Da Travessa das Chagas para a Rua de Ruben A.

Freguesia da Misericórdia
(Foto: Sérgio Dias)

O semanário O Tempo, fundado em 29 de maio de 1975 e sediado no nº 4 da Travessa das Chagas, solicitou logo nesse seu 1º ano a alteração do topónimo da artéria onde estava instalado e no ano seguinte, o topónimo mudou para Rua Ruben A. Leitão.

A Comissão Municipal de Toponímia analisou o pedido pela primeira vez na sua reunião de 22 de julho de 1975 mas entendeu que deveria colher o parecer da Junta de Freguesia, que na época era a das Mercês. A 2ª Comissão de Toponímia pós-25 de Abril reapreciou o assunto na sua reunião de 15 de junho de 1976 e «resolveu estudar previamente a origem do topónimo, reservando para uma próxima oportunidade o seu parecer sobre a pretendida alteração», conforme referem as Atas da Comissão. Finalmente, na sua reunião de 6 de julho seguinte,  a Comissão foi do parecer que «o topónimo existente não tem qualquer significado especial nem pode considerar-se tradicional» e sugeriu que passasse a denominar-se Rua Ruben A. Leitão, com a legenda «Escritor/1920 – 1975», o que se concretizou com a publicação do Edital de 6 de outubro de 1976.

Assim, a Travessa das Chagas Velhas ou Travessa das Chagas, entre a Rua da Palmeira e a Rua Eduardo Coelho, passou a ser a Rua Ruben A. Leitão, homenageando o  jornalista e escritor mais conhecido por Ruben A., que nascera no 1º andar do nº 25 da Praça do Príncipe Real e depois residira ali perto, no nº 37 da Rua do Monte Olivete, conforme consta no envelope de uma carta dirigida a Eduardo Lourenço em 1967, tendo aos 55 anos de idade, em setembro de 1975, falecido repentinamente.
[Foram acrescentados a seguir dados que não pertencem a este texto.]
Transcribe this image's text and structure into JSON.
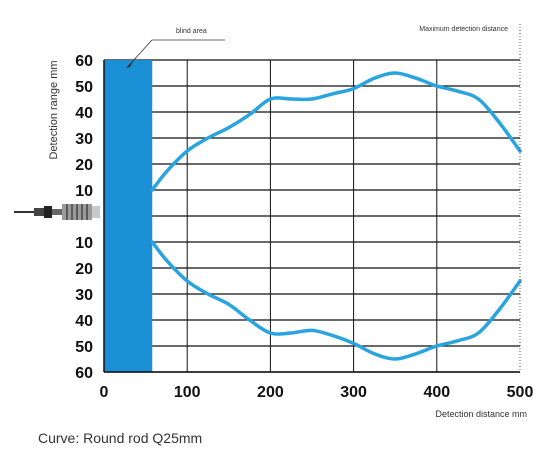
{
  "chart_data": {
    "type": "line",
    "title": "",
    "xlabel": "Detection distance mm",
    "ylabel": "Detection range mm",
    "xlim": [
      0,
      500
    ],
    "ylim": [
      -60,
      60
    ],
    "x_ticks": [
      0,
      100,
      200,
      300,
      400,
      500
    ],
    "y_ticks": [
      60,
      50,
      40,
      30,
      20,
      10,
      0,
      -10,
      -20,
      -30,
      -40,
      -50,
      -60
    ],
    "y_tick_labels": [
      "60",
      "50",
      "40",
      "30",
      "20",
      "10",
      "",
      "10",
      "20",
      "30",
      "40",
      "50",
      "60"
    ],
    "grid": true,
    "blind_area": {
      "label": "blind area",
      "x_range": [
        0,
        58
      ],
      "color": "#1b8fd6"
    },
    "max_distance_label": "Maximum detection distance",
    "max_distance": 500,
    "line_color": "#2aa4e0",
    "series": [
      {
        "x": [
          58,
          75,
          100,
          125,
          150,
          175,
          200,
          225,
          250,
          275,
          300,
          325,
          350,
          375,
          400,
          425,
          450,
          475,
          500
        ],
        "values": [
          10,
          17,
          25,
          30,
          34,
          39,
          45,
          45,
          45,
          47,
          49,
          53,
          55,
          53,
          50,
          48,
          45,
          36,
          25
        ]
      },
      {
        "x": [
          58,
          75,
          100,
          125,
          150,
          175,
          200,
          225,
          250,
          275,
          300,
          325,
          350,
          375,
          400,
          425,
          450,
          475,
          500
        ],
        "values": [
          -10,
          -17,
          -25,
          -30,
          -34,
          -40,
          -45,
          -45,
          -44,
          -46,
          -49,
          -53,
          -55,
          -53,
          -50,
          -48,
          -45,
          -36,
          -25
        ]
      }
    ]
  },
  "caption": "Curve: Round rod Q25mm",
  "icons": {
    "sensor": "proximity-sensor-icon"
  }
}
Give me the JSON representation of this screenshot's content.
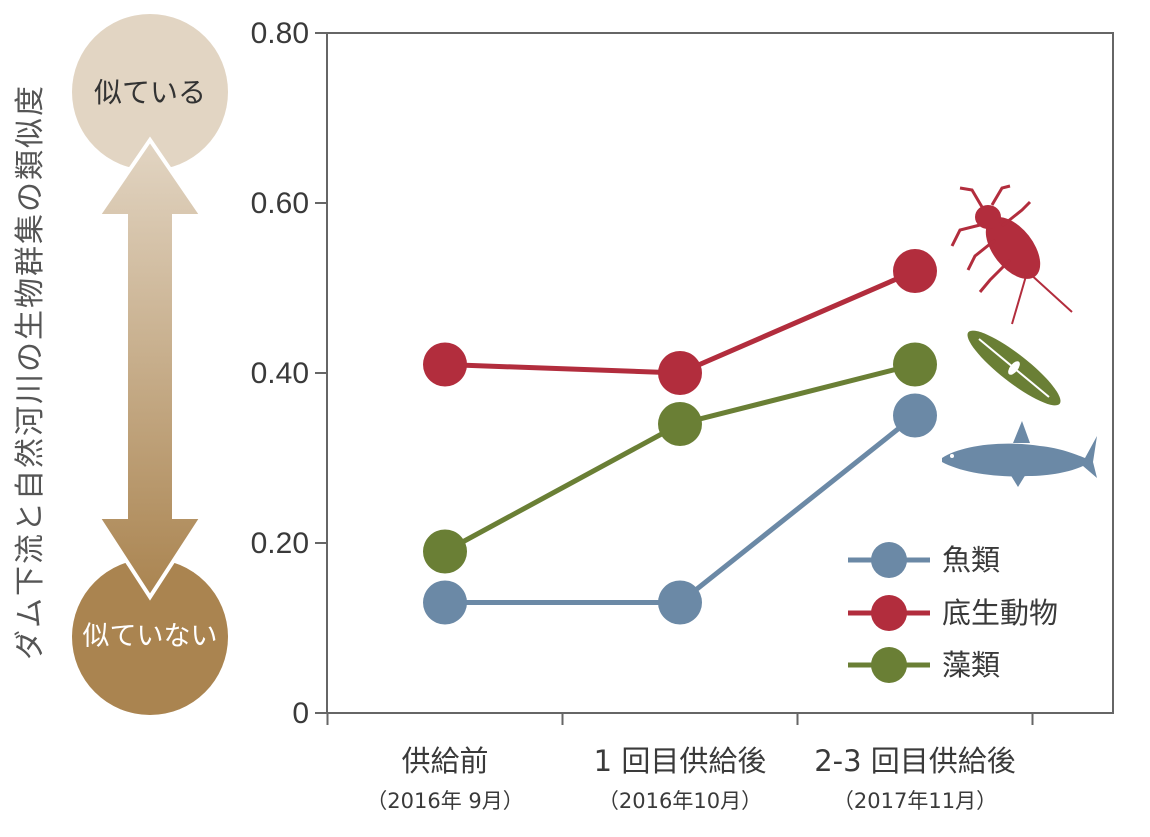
{
  "scale_indicator": {
    "top_label": "似ている",
    "bottom_label": "似ていない",
    "top_color": "#e2d5c3",
    "bottom_color": "#aa8450"
  },
  "chart_data": {
    "type": "line",
    "ylabel": "ダム下流と自然河川の生物群集の類似度",
    "xlabel": "",
    "title": "",
    "ylim": [
      0,
      0.8
    ],
    "yticks": [
      0,
      0.2,
      0.4,
      0.6,
      0.8
    ],
    "ytick_labels": [
      "0",
      "0.20",
      "0.40",
      "0.60",
      "0.80"
    ],
    "categories": [
      {
        "label": "供給前",
        "sublabel": "（2016年 9月）"
      },
      {
        "label": "1 回目供給後",
        "sublabel": "（2016年10月）"
      },
      {
        "label": "2-3 回目供給後",
        "sublabel": "（2017年11月）"
      }
    ],
    "series": [
      {
        "name": "底生動物",
        "color": "#b22d3d",
        "values": [
          0.41,
          0.4,
          0.52
        ]
      },
      {
        "name": "藻類",
        "color": "#6a7f35",
        "values": [
          0.19,
          0.34,
          0.41
        ]
      },
      {
        "name": "魚類",
        "color": "#6b89a6",
        "values": [
          0.13,
          0.13,
          0.35
        ]
      }
    ],
    "legend": {
      "position": "bottom-right",
      "order": [
        "魚類",
        "底生動物",
        "藻類"
      ]
    },
    "grid": false,
    "icons": [
      "aquatic-insect-icon",
      "diatom-icon",
      "fish-icon"
    ]
  }
}
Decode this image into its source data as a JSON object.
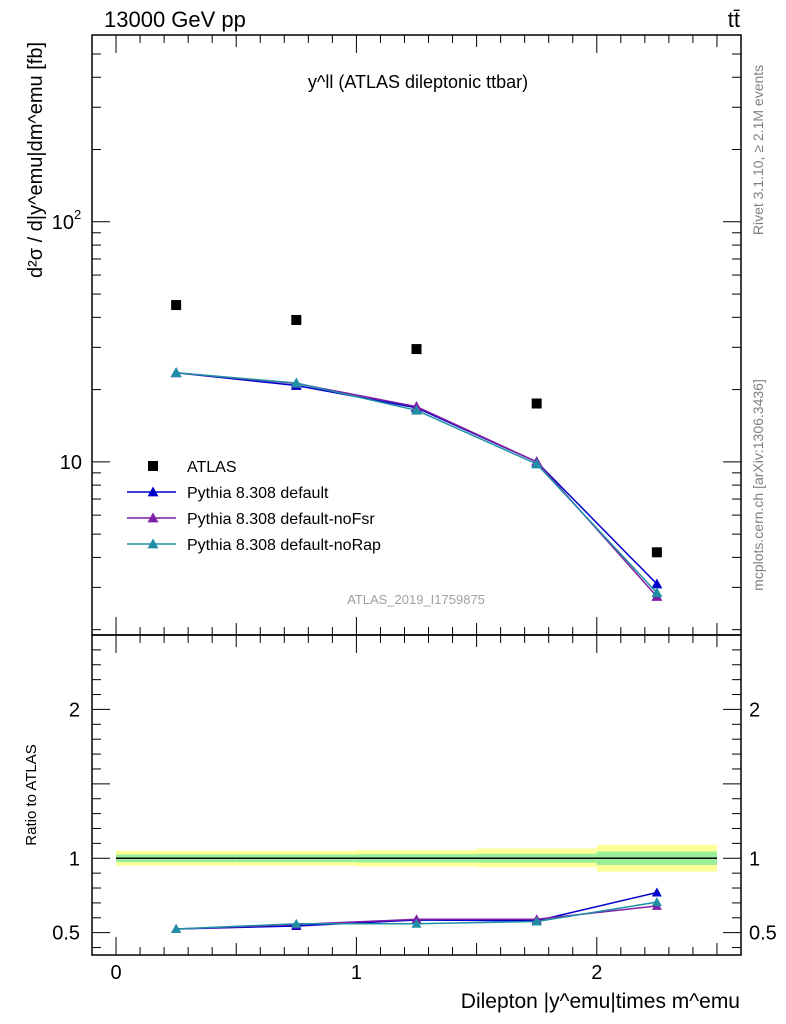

Diário Popular, 10 de junho de 1975

Ruben Alfredo Andresen Leitão (Lisboa/26.05.1920 – 23.09.1975/Londres), licenciou-se em Ciências Histórico-Filosóficas em Coimbra e ensinou cultura portuguesa no King’s College da Universidade de Londres, de 1947 a 1952,  tendo também sido convidado para docente na Universidade de Oxford alguns meses antes de falecer.

Enquanto escritor usava o pseudónimo Ruben A.  Das suas obras publicadas  são de destacar a biografia D. Pedro V: um homem e um rei (1950) bem como a edição das Cartas de D. Pedro V aos seus Contemporâneos (1961) até então inéditas; vários verbetes no Dicionário de História de Portugal dirigido por Joel Serrão; os romances Caranguejo (1954) e A Torre da Barbela (1965) que foi Prémio Ricardo Malheiros; a peça Júlia (1963); os três volumes de O Mundo à Minha Procura (1964, 1966 e 1968); O Outro que era Eu (1966); seis diários com ficção sob o título de Páginas ( de 1949 a 1970) ou a novela Silêncio para 4 (1973). A escrita de Ruben A. caracteriza-se pela irreverência linguística, desconstrução dos eixos narrativos tradicionais e mordacidade.

Foi ainda funcionário da Embaixada do Brasil em Lisboa, de 1954 até 1972, ano em passou para membro do  Conselho de Administração da Imprensa Nacional-Casa da Moeda. Também desempenhou funções como diretor-geral dos Assuntos Culturais do Ministério da Educação e Cultura e colaborou em diversos jornais como o Expresso, onde foi membro do conselho editorial, e com recensões críticas no Diário Popular de 1963 a 1974.

Em termos pessoais refira-se que era reconhecido pela sua cultura ilimitada e criatividade excepcional, assim como por ter inventado o nome PPD para um partido de que nunca fez parte.